There is a new phenomenon called social media. It is a great tool for networking, job seeking, information acquiring, friend finding, product presenting, idea promoting and more. It is also a vehicle that has caused many people to let their guard down in front of people they would otherwise have been very guarded around or even avoided socializing with all together.
Tools like Facebook have made it possible to “spy” on people and to connect and undermine relationships outside the workplace.
Through simply reading the posts on their wall, one can deduce:
- the nature of language they use most often
- the extra curricular activities they engage in
- the type of friends they associate with
- their views on racism, sex, politics and religion
- view photos of them in “compromising” situations
My concern is this: While you may never post things like that, there is little or no opportunity for explanation when a would be employer sees your friend’s post of you at the porcelain throne, reads a lewd joke between you, or finds your uncle’s racist comment from months ago that you forgot to delete.
I read a post not too long ago of a young woman who mentioned in less than delicate words that her boss had just passed gas and it really stunk.
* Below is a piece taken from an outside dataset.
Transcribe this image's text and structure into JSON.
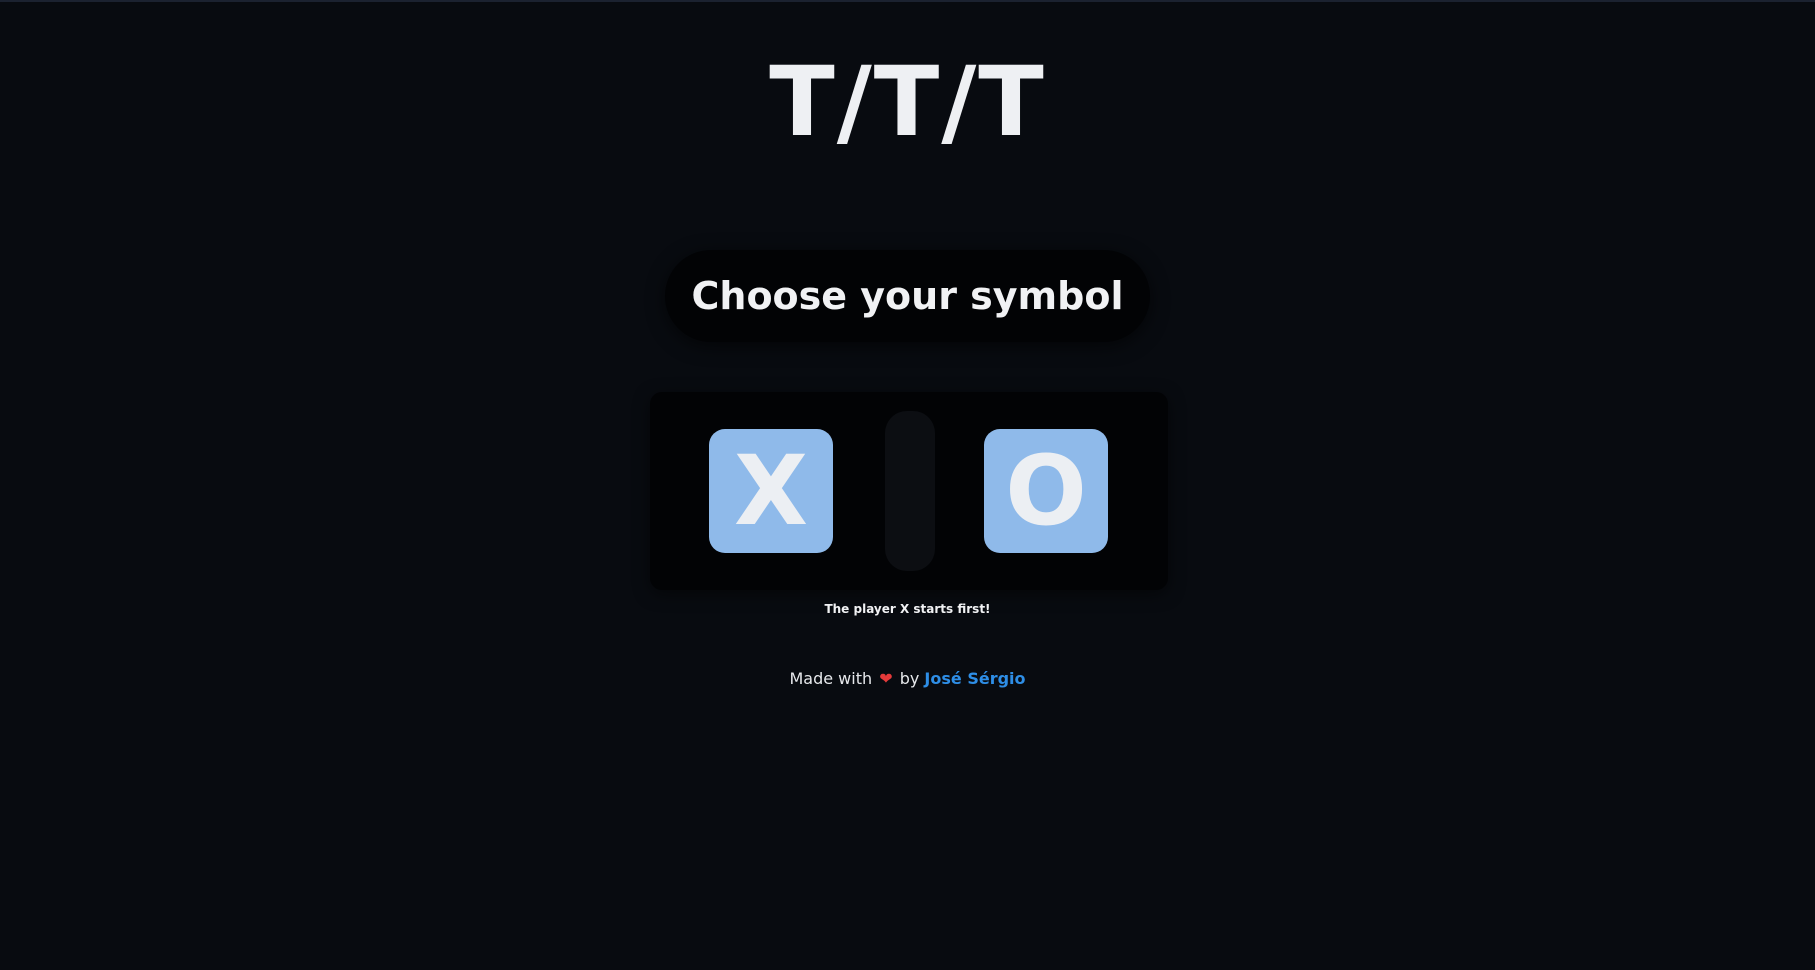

If you were that boss, and there was a chance to promote or release an employee, would that sort of insulting comment or exposure weigh into your decision? I am afraid it would for me. If someone working for me, thinks so little of me as to humiliate me with intention, even if before their friends who do not know me, when can I trust their integrity in matters of higher consequences?
If you were a hiring manager at another company, would that comment weigh into your decision as you compare two equally qualified people for one coveted position? Would not the character alone raise an eyebrow as to whom you might want next to you in the war for customer service quality and business reputation?
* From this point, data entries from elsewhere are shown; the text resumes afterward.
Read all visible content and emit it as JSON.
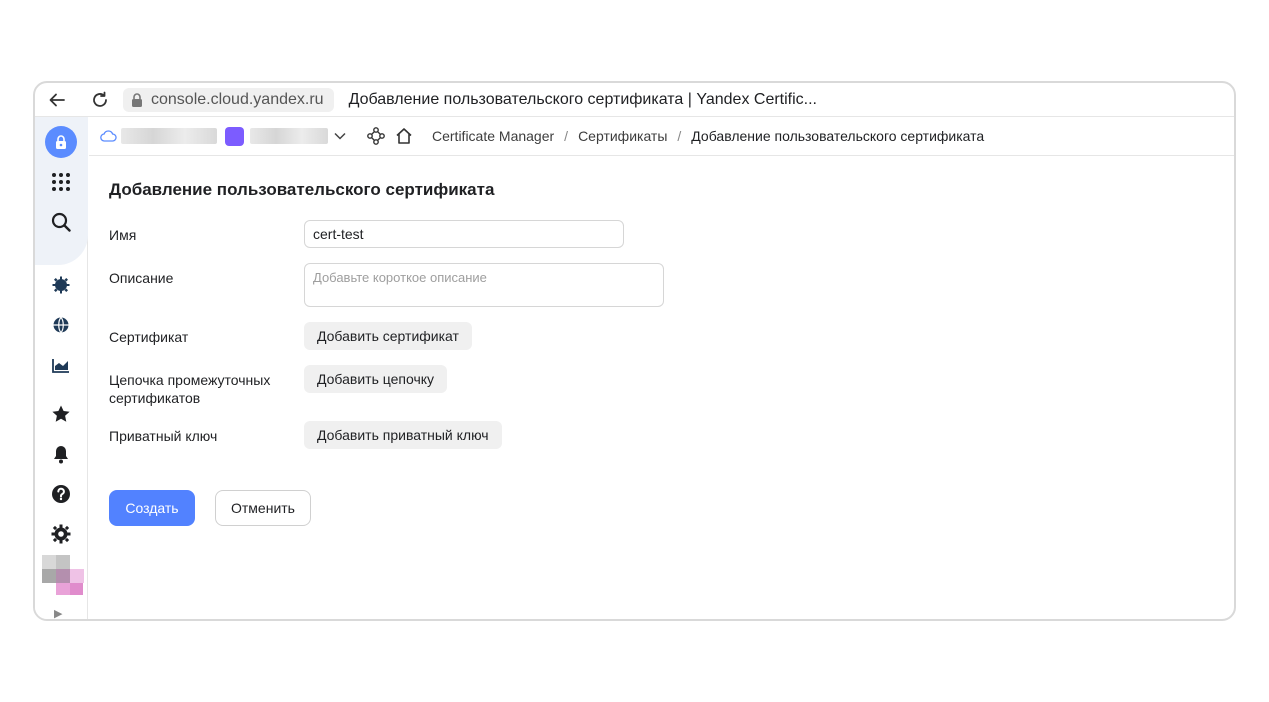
{
  "browser": {
    "url": "console.cloud.yandex.ru",
    "tab_title": "Добавление пользовательского сертификата | Yandex Certific..."
  },
  "sidebar": {
    "icons": [
      "cloud-lock-logo-icon",
      "apps-grid-icon",
      "search-icon",
      "gear-cog-icon",
      "globe-icon",
      "chart-icon",
      "star-icon",
      "bell-icon",
      "help-icon",
      "settings-icon"
    ],
    "expand_glyph": "▶"
  },
  "breadcrumbs": {
    "service": "Certificate Manager",
    "section": "Сертификаты",
    "current": "Добавление пользовательского сертификата",
    "separator": "/"
  },
  "form": {
    "title": "Добавление пользовательского сертификата",
    "name_label": "Имя",
    "name_value": "cert-test",
    "description_label": "Описание",
    "description_placeholder": "Добавьте короткое описание",
    "certificate_label": "Сертификат",
    "certificate_button": "Добавить сертификат",
    "chain_label_line1": "Цепочка промежуточных",
    "chain_label_line2": "сертификатов",
    "chain_button": "Добавить цепочку",
    "private_key_label": "Приватный ключ",
    "private_key_button": "Добавить приватный ключ",
    "create_button": "Создать",
    "cancel_button": "Отменить"
  },
  "colors": {
    "primary": "#5282ff",
    "logo": "#5b8cff",
    "folder_badge": "#7c5cff"
  }
}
I challenge you to consider that a fine reputation, how you are thought of by others, is a treasure that is near impossible to replenish. The loss or damage to your reputation can be devastating to your family, to your career, to your confidence and to your self worth.
Exercise extreme caution when loaning or sharing your reputation in the same way you would your credit card, your checkbook, your car keys, the keys to the boss’ office or your family’s home.
When your reputation is destroyed, when people know you to be other than you really are because of a careless word or deed, whether by you or someone close to you, that is the truest form of identity theft.
Decide WHO you are and how you want to be remembered, then live as if that were already true for all the world to see.